I've been inside or on the fringes of business for a long time now but some things leave me totally bewildered. The phenomenon of the New York Stock Exchange-listed Altria is one that has me scratching my head.
Twelve years ago the Philip Morris group changed its name to Altria. At the time the group generated revenues of more than $100bn, turned in profits of $18bn and had accumulated more than 200 food and beverage brands. In its field it was the world's biggest, most profitable enterprise.
But all has changed. It is claimed that Philip Morris embraced the name Altria to mask the negatives associated with the tobacco business, a manoeuvre, principally and perhaps only, admired by hotshot marketing consultants.
The name change has not prevented the company, in its various manifestations, being pursued by governmental agencies, who want to make it more and more difficult to flog cigarettes.
The fight against tobacco has assumed flagship prominence in many countries. Only this summer Uruguay and its oncologist president, Tabare Vazquez, won a landmark judgment against Philip Morris International in defence of its anti-smoking policies. Senor Vazquez has even managed to allow his campaign against tobacco to run in tandem with the legalisation of the sale and production of marijuana. Now there is an irony we can all digest this Monday morning.
Amid all this climate of disapproval it is hard to imagine Altria prospering. But it does. Interestingly, Altria had other elements to its business including the mighty Kraft Foods, the powerful cigarette operator Philip Morris International and the brewing giant Millar.
But these were ditched and the company has retreated to its tobacco niche, mainly in the US.
Altria's market value is $130bn. Its subsidiaries include Philip Morris USA, US Tobacco, John Middleton cigars and Michelle Wines.
It also has a 27pc interest in SAB Millar, following the merger of its Millar brewing concern with South African Brewery (SAB), currently a takeover target.
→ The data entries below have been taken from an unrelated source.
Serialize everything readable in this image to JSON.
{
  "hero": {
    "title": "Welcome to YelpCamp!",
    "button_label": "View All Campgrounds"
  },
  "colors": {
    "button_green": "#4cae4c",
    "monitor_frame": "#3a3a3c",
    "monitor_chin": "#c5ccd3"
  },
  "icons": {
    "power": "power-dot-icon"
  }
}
Last year, the group generated cigar, pipe smoking and cigarettes sales of $22.8bn or 87pc of total revenue. Altria's US wine operation, Michelle Estates, while not a threat to French wines, still had sales last year of $690m with operating profits of $152m.
Since its divestment of Kraft and Philip Morris International, most of Altria's revenues and assets are generated in the US. In spite of declining industry trends, Altria's financial performance is impressive.
Revenue in the last five years has increased a substantial $1.6bn to $25.4bn, driven mainly by price increases. Net profits of $5.3bn are up a significant 60pc over the last five years.
These results are reflected in the share price. Its 2011 Altria's shares traded as low as $24, today they are traded at $66.
For income investors, Altria is attractive as over the years the company has an outstanding dividend track record, increasing it 49 times in the last 46 years. Continuing its productivity drive, early this year the company confirmed it is planning a $300m cost savings programme for completion by the end of next year. Investors are also watching the sale of its shareholding in SAB Millar to its rival Anheuser Busch which will give the company $3bn in cash and 10pc shareholding in the new entity. Interestingly, the deal is structured to limit the tax obligations of Altria.
My problem with companies like Altria is how does it continue to face down the global clamour against tobacco? The Uruguay case and the worldwide fashion for banning smoking in public places spearheaded here in Ireland can only mean that tobacco is in the long run, a 'busted docket'.
That much of Altria's profit growth comes from price hikes is another ominous straw in the wind.
The problem for those investing in tobacco concerns is, can Altria continue to deliver the goods in a declining market; it has to date.
Nothing in this section should be taken as a recommendation, either explicit or implicit to buy any of the shares mentioned.